What will the mass uptake of the iPad and other such devices achieve over the next few years? And what will that mean for the legal sector? It means an exciting opportunity to tap into brand new and previously unexposed markets.
The internet has turned us into an ‘always on’ nation. There are those in society now who have been raised on the principle of being able to access everything they need online. This new generation, research everything online, from school, college and university work to the products and services they buy. The online recommendation of products and services will become king. A survey undertaken by Peppermint Technology under the stewardship of Arlene Adams recently found that nearly one quarter of people would turn to the web when researching a legal issue, product or service. That is second only to a personal recommendation.
In the past few short years we have seen the monumental rise of Twitter. According to some research conducted by Orange Business there has been a huge increase in the number of people making use of Twitter over the past couple of years specifically seeking recommendations for professional services. That’s a 663% rise on the previous two years for this particular type of activity. Orange said small businesses are missing a trick if they don’t have their eye on Twitter feeds.

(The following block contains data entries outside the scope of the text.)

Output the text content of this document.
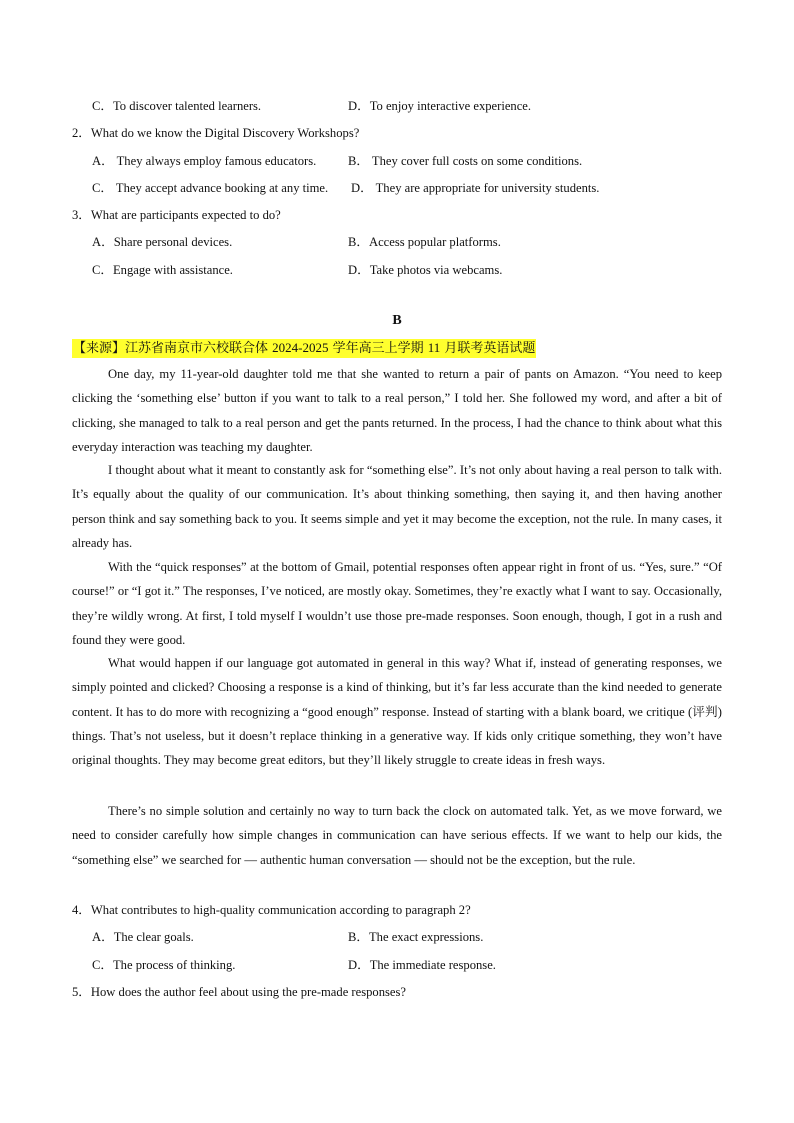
C．To discover talented learners.	D．To enjoy interactive experience.
2．What do we know the Digital Discovery Workshops?
A． They always employ famous educators.	B． They cover full costs on some conditions.
C． They accept advance booking at any time. D． They are appropriate for university students.
3．What are participants expected to do?
A．Share personal devices.	B．Access popular platforms.
C．Engage with assistance.	D．Take photos via webcams.
B
【来源】江苏省南京市六校联合体 2024-2025 学年高三上学期 11 月联考英语试题

One day, my 11-year-old daughter told me that she wanted to return a pair of pants on Amazon. “You need to keep clicking the ‘something else’ button if you want to talk to a real person,” I told her. She followed my word, and after a bit of clicking, she managed to talk to a real person and get the pants returned. In the process, I had the chance to think about what this everyday interaction was teaching my daughter.

I thought about what it meant to constantly ask for “something else”. It’s not only about having a real person to talk with. It’s equally about the quality of our communication. It’s about thinking something, then saying it, and then having another person think and say something back to you. It seems simple and yet it may become the exception, not the rule. In many cases, it already has.

With the “quick responses” at the bottom of Gmail, potential responses often appear right in front of us. “Yes, sure.” “Of course!” or “I got it.” The responses, I’ve noticed, are mostly okay. Sometimes, they’re exactly what I want to say. Occasionally, they’re wildly wrong. At first, I told myself I wouldn’t use those pre-made responses. Soon enough, though, I got in a rush and found they were good.

What would happen if our language got automated in general in this way? What if, instead of generating responses, we simply pointed and clicked? Choosing a response is a kind of thinking, but it’s far less accurate than the kind needed to generate content. It has to do more with recognizing a “good enough” response. Instead of starting with a blank board, we critique (评判) things. That’s not useless, but it doesn’t replace thinking in a generative way. If kids only critique something, they won’t have original thoughts. They may become great editors, but they’ll likely struggle to create ideas in fresh ways.

There’s no simple solution and certainly no way to turn back the clock on automated talk. Yet, as we move forward, we need to consider carefully how simple changes in communication can have serious effects. If we want to help our kids, the “something else” we searched for — authentic human conversation — should not be the exception, but the rule.

4．What contributes to high-quality communication according to paragraph 2?
A．The clear goals.	B．The exact expressions.
C．The process of thinking.	D．The immediate response.
5．How does the author feel about using the pre-made responses?
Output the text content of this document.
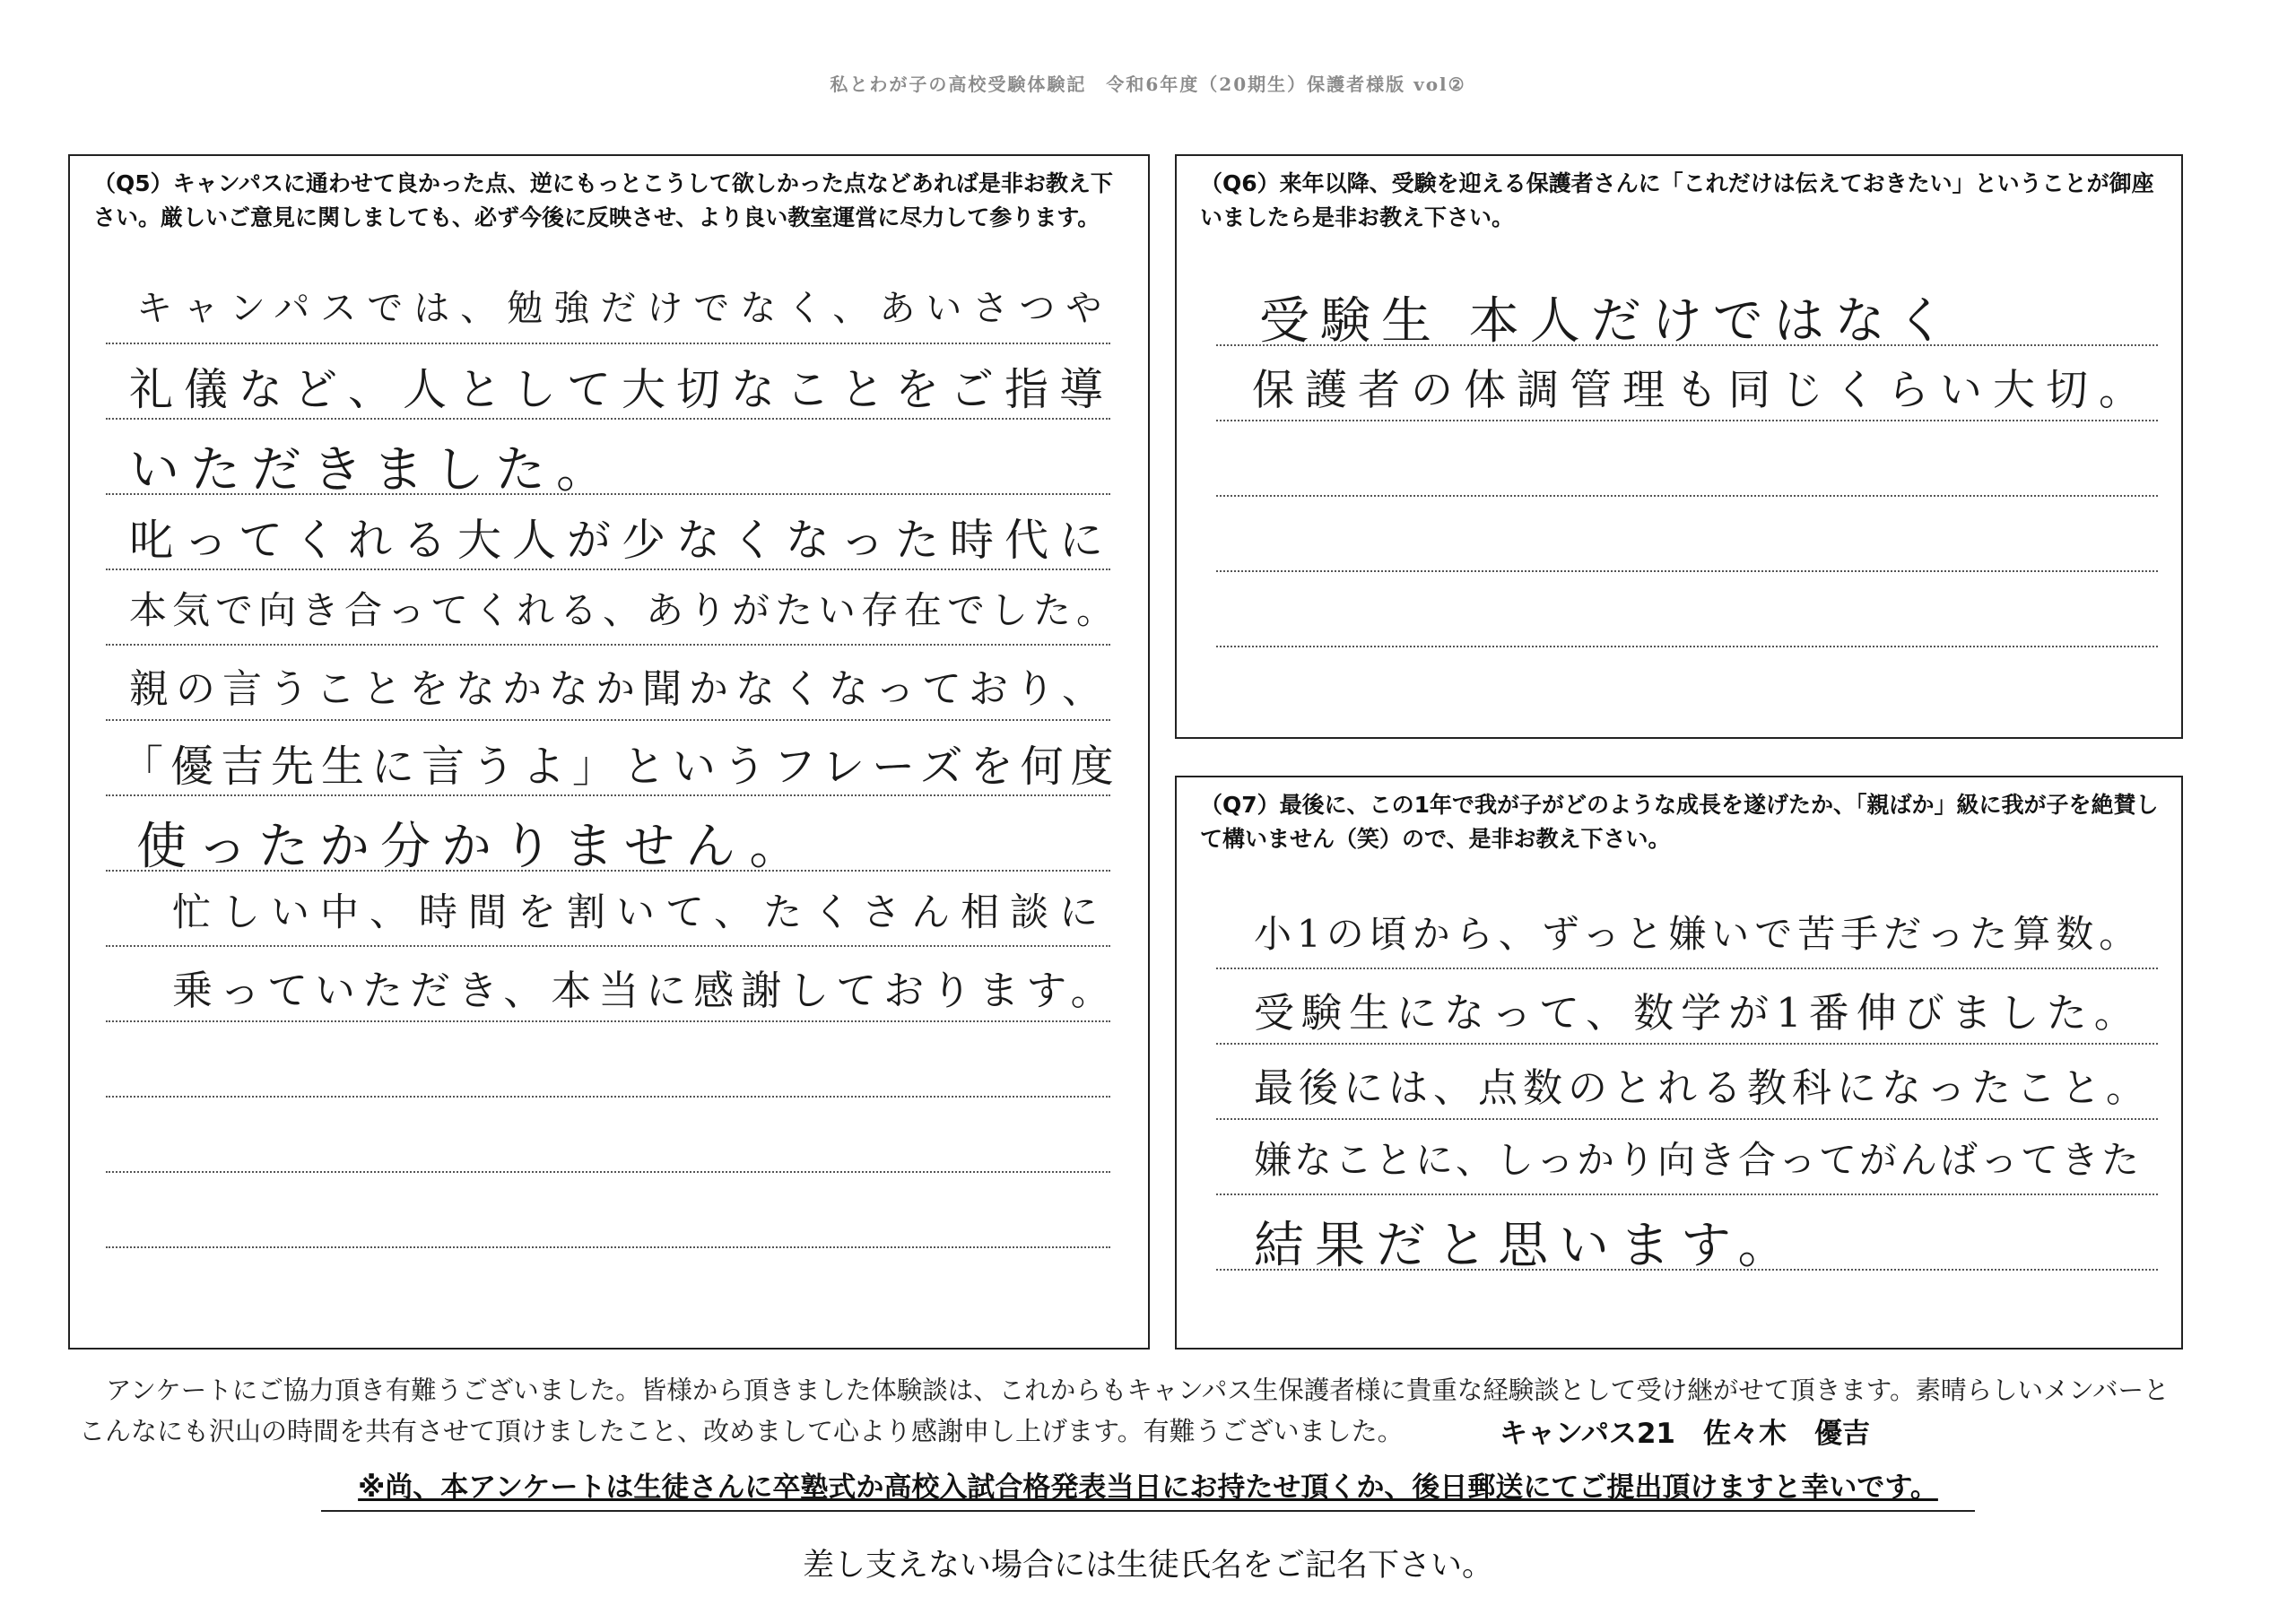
私とわが子の高校受験体験記　令和6年度（20期生）保護者様版 vol②
（Q5）キャンパスに通わせて良かった点、逆にもっとこうして欲しかった点などあれば是非お教え下さい。厳しいご意見に関しましても、必ず今後に反映させ、より良い教室運営に尽力して参ります。
キャンパスでは、勉強だけでなく、あいさつや
礼儀など、人として大切なことをご指導
いただきました。
叱ってくれる大人が少なくなった時代に
本気で向き合ってくれる、ありがたい存在でした。
親の言うことをなかなか聞かなくなっており、
「優吉先生に言うよ」というフレーズを何度
使ったか分かりません。
忙しい中、時間を割いて、たくさん相談に
乗っていただき、本当に感謝しております。
（Q6）来年以降、受験を迎える保護者さんに「これだけは伝えておきたい」ということが御座いましたら是非お教え下さい。
受験生 本人だけではなく
保護者の体調管理も同じくらい大切。
（Q7）最後に、この1年で我が子がどのような成長を遂げたか、「親ばか」級に我が子を絶賛して構いません（笑）ので、是非お教え下さい。
小1の頃から、ずっと嫌いで苦手だった算数。
受験生になって、数学が1番伸びました。
最後には、点数のとれる教科になったこと。
嫌なことに、しっかり向き合ってがんばってきた
結果だと思います。
アンケートにご協力頂き有難うございました。皆様から頂きました体験談は、これからもキャンパス生保護者様に貴重な経験談として受け継がせて頂きます。素晴らしいメンバーと
こんなにも沢山の時間を共有させて頂けましたこと、改めまして心より感謝申し上げます。有難うございました。	キャンパス21　佐々木　優吉
※尚、本アンケートは生徒さんに卒塾式か高校入試合格発表当日にお持たせ頂くか、後日郵送にてご提出頂けますと幸いです。
差し支えない場合には生徒氏名をご記名下さい。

To emphasise the impact that social media has had upon us as a society, take a brief look at some staggering statistics. These were compiled in a recent survey by social media PR firm Umph.
More than half of UK pensioners are now on Facebook
37.4 million UK adults use Facebook regularly
32.1 million UK adults use YouTube regularly
15.5 million UK adults are on Twitter
7.9 million UK adults are on LinkedIn
6.7 million UK adults are on Flickr
These are truly astonishing numbers. 10 years ago few if any of these services even existed, such is the pace of change. On this basis we simply must consider and then reconsider how we tap into the world of social networking. It really is the next level or stage of human interaction.
These forums are being used as the modern day means to spread by word of mouth; a means of free communication with a reach far greater than the more costly methods of placing adverts and entries into such archaic offline publications like the Yellow Pages, or local and national newspapers.